1 The Court provides two examples from the Federal Rules in which the circumstances under which action "shall" be taken are limited by use of the word "only." Ante, at 15, n. 9. There is, of course, no similar language of limitation in §2679(d)(1). The only prerequisite for substitution under the Westfall Act is certification.
2 The Drivers Act provided for certification only in cases originating instate court, and judicial review was perforce limited to those cases. See 75 Stat. 539 (previously codified at 28 U.S.C. § 2679(d)).
3 "The judicial Power shall extend to all Cases, in Law and Equity, arising under this Constitution, the Laws of the United States, and Treaties made, or which shall be made, under their Authority . . . ." U. S. Const., Art. III, §2, cl. 1.
4 The Court concludes that the provision for review of certification was omitted because it was joined with the provision for remand in the Drivers Act. Ante, at 15, n. 10. On a matter of this substance, the explanation does not give Congress credit for much intellectual discrimination. The same footnote also sells this dissent a bit short: we have no need to argue that omission of any provision to review scope of employment, in isolation, would conclusively have foreclosed review, and we have made the very point that a failure to provide for conclusiveness of removal would not have left that issue in doubt; on each point, the various items of interpretive evidence supplied by the text and by textual comparison with the Drivers Act are to be read together in pointing to whatever judgment they support.

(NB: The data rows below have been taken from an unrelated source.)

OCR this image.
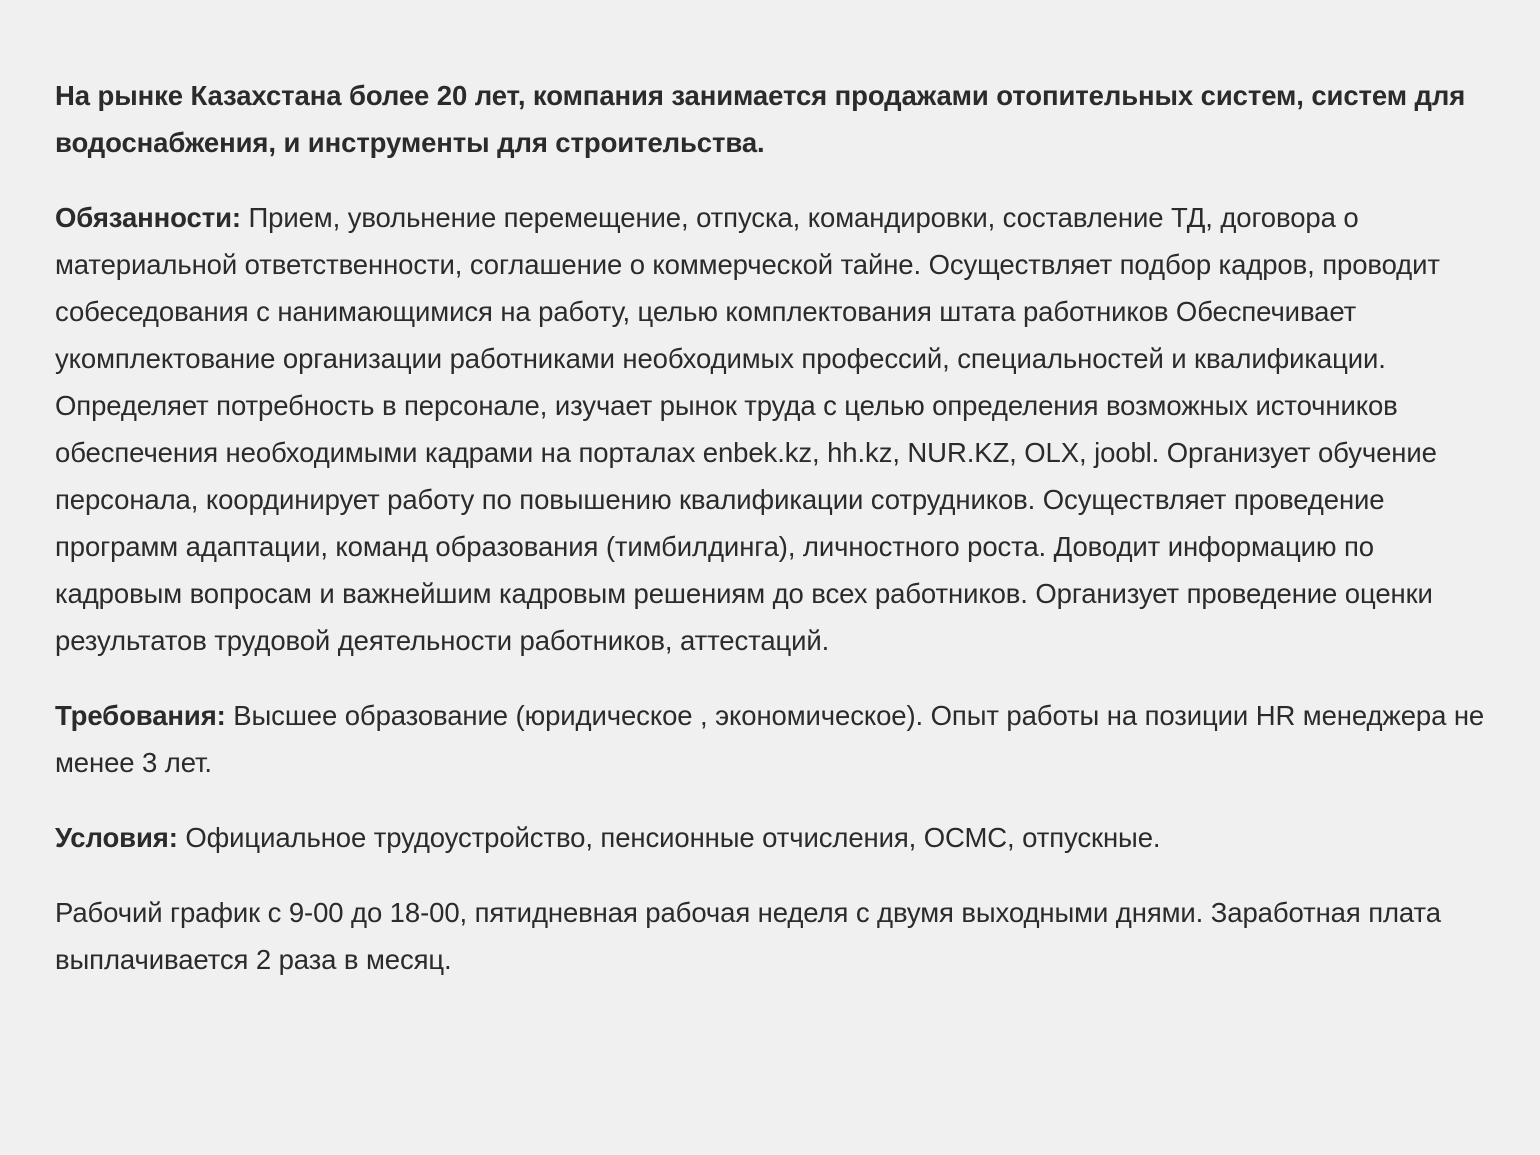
На рынке Казахстана более 20 лет, компания занимается продажами отопительных систем, систем для водоснабжения, и инструменты для строительства.

Обязанности: Прием, увольнение перемещение, отпуска, командировки, составление ТД, договора о материальной ответственности, соглашение о коммерческой тайне. Осуществляет подбор кадров, проводит собеседования с нанимающимися на работу, целью комплектования штата работников Обеспечивает укомплектование организации работниками необходимых профессий, специальностей и квалификации. Определяет потребность в персонале, изучает рынок труда с целью определения возможных источников обеспечения необходимыми кадрами на порталах enbek.kz, hh.kz, NUR.KZ, OLX, joobl. Организует обучение персонала, координирует работу по повышению квалификации сотрудников. Осуществляет проведение программ адаптации, команд образования (тимбилдинга), личностного роста. Доводит информацию по кадровым вопросам и важнейшим кадровым решениям до всех работников. Организует проведение оценки результатов трудовой деятельности работников, аттестаций.

Требования: Высшее образование (юридическое , экономическое). Опыт работы на позиции HR менеджера не менее 3 лет.

Условия: Официальное трудоустройство, пенсионные отчисления, ОСМС, отпускные.

Рабочий график с 9-00 до 18-00, пятидневная рабочая неделя с двумя выходными днями. Заработная плата выплачивается 2 раза в месяц.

5 The Court tries to convert this minimal influence into a "conflict of interest," ante, at 19, derived from an "impetus to certify [that is] overwhelming," ante, at 9, said to arise from a United States Attorney's fear that a Government employee would contest a refusal to certify and force the U. S. Attorney to litigate the issue. This suggestion will appear plausible or not depending on one's view of the frailty of United States Attorneys. We have to doubt that the Attorney General sees her district attorneys as quite so complaisant, and if Congress had thought that the Government's lawyers would certify irresponsibly just to avoid preparing for a hearing it would surely have retained the Drivers Act's provision for review of certification.